“There was an Old Testament ring to the forewarnings, an air of plague of boils and deluge of frogs that suggested a deep and constant inclination enacted over the centuries to believe that one was always living at the End of Days, that one’s own demise was urgently bound up with the end of the world and therefore made more sense or was just a little less irrelevant.”
Yes! Great! Tick in the margin! Here is a great novelist at the height of his powers summing up perfectly the atavistic impulse which leads generation after generation to believe it is the chosen one: the generation so special that it and it alone will be the one privileged to experience the end of the world; and the generation so egotistical that it imagines itself largely responsible for that imminent destruction.
The Aztecs thought it; Medieval peasants thought it; green doom-mongers think it today. But the fact that generations of credulous berks believed these things does not make their guilt-laden, quasi-religious convictions any more valid now than they were a thousand years ago. The end of the world is not nigh. We will go on evolving and adapting as we have always done. The richer we get, the more advanced our economies, the more money we shall have to spend on conserving our environment. This is how the real world works as opposed to the fantasy one devised by Millenarians, eco-loons and other frothing nutcases.
Now contrast those wise words at the beginning, with that of an AGW-believing celebrity author recently interviewed on the BBC who rather ridiculously claimed, on the basis of no evidence whatsoever, that:
“The world of science is not at loggerheads. The consensus is colossal.”
(Not just “settled”, note.
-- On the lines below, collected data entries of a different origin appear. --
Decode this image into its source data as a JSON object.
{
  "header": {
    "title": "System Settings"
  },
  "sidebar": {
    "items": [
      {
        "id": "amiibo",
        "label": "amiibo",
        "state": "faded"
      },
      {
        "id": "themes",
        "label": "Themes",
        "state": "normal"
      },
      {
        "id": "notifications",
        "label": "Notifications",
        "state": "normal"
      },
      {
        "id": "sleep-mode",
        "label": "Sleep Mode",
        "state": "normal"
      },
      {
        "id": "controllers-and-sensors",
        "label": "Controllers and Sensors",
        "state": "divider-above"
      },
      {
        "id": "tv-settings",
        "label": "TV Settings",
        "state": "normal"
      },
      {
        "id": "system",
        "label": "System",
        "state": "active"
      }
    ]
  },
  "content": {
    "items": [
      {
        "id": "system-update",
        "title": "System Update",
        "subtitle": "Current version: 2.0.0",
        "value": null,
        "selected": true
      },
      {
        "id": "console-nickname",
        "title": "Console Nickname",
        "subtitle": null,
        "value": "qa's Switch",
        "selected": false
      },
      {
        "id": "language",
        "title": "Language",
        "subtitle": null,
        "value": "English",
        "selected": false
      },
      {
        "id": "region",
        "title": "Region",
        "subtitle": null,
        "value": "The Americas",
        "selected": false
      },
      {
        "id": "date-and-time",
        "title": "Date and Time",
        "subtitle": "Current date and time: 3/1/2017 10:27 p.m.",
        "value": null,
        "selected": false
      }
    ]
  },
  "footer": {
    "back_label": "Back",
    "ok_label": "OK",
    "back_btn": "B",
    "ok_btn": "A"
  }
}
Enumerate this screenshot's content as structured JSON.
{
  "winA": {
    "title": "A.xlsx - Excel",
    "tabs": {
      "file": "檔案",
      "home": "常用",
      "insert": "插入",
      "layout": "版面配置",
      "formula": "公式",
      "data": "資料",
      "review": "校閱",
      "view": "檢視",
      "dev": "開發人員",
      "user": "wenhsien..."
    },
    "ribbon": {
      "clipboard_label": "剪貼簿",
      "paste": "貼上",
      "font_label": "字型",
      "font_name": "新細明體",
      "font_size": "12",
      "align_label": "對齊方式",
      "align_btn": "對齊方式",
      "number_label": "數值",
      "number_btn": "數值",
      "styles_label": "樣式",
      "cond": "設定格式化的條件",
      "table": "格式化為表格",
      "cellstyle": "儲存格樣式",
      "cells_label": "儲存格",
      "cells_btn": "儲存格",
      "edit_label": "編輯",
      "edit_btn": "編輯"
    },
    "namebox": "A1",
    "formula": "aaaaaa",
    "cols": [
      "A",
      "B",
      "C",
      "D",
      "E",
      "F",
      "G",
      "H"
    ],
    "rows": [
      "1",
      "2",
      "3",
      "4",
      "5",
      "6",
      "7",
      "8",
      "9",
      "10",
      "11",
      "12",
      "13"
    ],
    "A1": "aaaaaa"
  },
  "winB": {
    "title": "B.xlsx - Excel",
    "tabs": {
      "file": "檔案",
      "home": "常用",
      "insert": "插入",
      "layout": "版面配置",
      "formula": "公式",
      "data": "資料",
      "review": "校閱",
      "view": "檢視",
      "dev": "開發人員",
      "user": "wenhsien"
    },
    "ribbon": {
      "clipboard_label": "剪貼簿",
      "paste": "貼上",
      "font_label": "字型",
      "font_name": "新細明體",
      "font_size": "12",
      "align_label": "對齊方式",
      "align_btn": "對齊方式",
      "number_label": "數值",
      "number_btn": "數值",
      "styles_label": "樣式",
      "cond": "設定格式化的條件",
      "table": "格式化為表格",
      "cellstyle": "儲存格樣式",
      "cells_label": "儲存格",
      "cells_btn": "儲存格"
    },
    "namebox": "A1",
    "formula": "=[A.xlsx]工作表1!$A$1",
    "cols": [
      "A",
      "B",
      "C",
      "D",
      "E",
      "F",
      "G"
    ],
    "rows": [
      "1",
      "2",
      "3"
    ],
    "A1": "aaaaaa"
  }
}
Actually “colossal”, don’tcha know?)
Now here’s the weird part. The clever, wise author who wrote the sentence at the beginning and the rather silly chicken licken one quoted by the BBC are one and the same. Ian McEwan, author of a new global warming novel Solar. I must confess that I haven’t yet read the novel, so I can’t be sure quite how far down the path of climate scepticism McEwan’s book dares to venture. But I do know that certain deep Greenies have been slightly miffed at the way McEwan satirises their antics on a pleasant freebie – sorry, important scientific mission – he took up to the Arctic Circle on an agreeable sailing boat with the Cape Farewell project.
Could it be that McEwan is suffering a severe case of cognitive dissonance, with the achingly PC, AGW-believing, public version of Ian McEwan battle for supremacy with his inner creative genius which seems to have a much, much more insightful understanding of the real issues at stake with AGW?
Some of these issues are discussed on the BBC’s Review Show – which I urge you to watch before it gets taken off the BBC website, partly so you can admire the heroic defence of empiricism and commonsense by the New Culture Forum’s Peter Whittle, partly so you can discover the true meaning of rhyming slang courtesy of libtard historian Tristram Hunt.